As “Dimensões da Cultura” por Isaura Botelho

Analisar de forma concreta as políticas culturais brasileiras é ao que tem se proposto Isaura Botelho em suas reflexões sobre os desafios das dimensões da cultura como objeto de gestão pública, sobre a marginalidade do campo na agenda governamental e sobre a descontinuidade de políticas na área.
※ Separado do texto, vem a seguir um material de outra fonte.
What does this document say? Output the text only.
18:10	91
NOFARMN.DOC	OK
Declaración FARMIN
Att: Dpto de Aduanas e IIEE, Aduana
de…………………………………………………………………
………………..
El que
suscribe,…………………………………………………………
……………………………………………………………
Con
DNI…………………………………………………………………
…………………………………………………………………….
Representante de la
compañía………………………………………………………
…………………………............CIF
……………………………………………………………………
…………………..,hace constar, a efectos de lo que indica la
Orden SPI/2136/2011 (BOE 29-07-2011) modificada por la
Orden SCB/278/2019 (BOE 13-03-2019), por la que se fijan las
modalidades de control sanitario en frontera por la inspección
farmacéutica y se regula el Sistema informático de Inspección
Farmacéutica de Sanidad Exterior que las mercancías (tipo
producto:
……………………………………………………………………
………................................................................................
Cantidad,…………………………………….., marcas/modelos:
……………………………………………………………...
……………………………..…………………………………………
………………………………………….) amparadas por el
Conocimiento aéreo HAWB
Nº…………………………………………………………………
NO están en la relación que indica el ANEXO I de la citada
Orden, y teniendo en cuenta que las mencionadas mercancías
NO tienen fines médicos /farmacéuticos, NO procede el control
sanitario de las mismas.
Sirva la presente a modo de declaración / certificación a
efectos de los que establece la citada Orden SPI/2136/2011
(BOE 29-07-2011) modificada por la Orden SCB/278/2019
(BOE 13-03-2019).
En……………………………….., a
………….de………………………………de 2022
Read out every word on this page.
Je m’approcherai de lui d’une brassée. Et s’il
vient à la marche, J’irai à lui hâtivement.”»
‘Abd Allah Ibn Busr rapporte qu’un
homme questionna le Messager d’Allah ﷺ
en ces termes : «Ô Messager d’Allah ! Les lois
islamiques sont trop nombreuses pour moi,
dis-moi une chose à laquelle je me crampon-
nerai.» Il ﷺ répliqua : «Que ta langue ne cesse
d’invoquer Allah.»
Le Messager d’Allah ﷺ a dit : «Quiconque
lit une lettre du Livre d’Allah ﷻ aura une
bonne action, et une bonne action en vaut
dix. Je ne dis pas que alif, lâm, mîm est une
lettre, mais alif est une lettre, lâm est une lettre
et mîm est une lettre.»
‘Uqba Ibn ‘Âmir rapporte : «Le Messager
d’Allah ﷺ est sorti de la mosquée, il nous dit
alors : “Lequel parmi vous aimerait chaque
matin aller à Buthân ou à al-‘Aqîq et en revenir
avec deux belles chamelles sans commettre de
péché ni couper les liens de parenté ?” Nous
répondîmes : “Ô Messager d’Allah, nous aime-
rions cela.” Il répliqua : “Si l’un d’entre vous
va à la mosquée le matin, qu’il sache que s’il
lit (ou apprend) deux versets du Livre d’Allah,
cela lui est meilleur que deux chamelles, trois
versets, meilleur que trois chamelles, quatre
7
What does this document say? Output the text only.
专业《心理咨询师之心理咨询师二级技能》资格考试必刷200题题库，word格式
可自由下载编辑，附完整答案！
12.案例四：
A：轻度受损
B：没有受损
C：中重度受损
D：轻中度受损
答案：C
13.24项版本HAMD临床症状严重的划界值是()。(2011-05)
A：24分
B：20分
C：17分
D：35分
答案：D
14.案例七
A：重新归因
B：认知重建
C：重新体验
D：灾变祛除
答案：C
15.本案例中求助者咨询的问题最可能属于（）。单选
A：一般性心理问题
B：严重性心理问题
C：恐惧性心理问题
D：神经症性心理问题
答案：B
IsauraBotelho_foto_LuaneAraujoDoutora em Ação Cultural pela ECA (USP), com pós-doutorado na França em pesquisas socioeconômicas na área da cultura, Isaura Botelho é Gestora cultural desde 1978, especializada em planejamento e formulação de políticas públicas, trabalhou na Funarte, na Biblioteca Nacional e no Ministério da Cultura. Dedica-se hoje à qualificação de gestores culturais e à pesquisa.
Seu mais recente livro, lançado no início do ano – Dimensões da Cultura – é o principal assunto da entrevista dada ao Cultura e Mercado. Ela abordou também a profissionalização da gestão cultural, a economia criativa e as políticas culturais dos EUA, da França e do Brasil.
Cultura e Mercado – Como se estruturam os eixos do seu livro?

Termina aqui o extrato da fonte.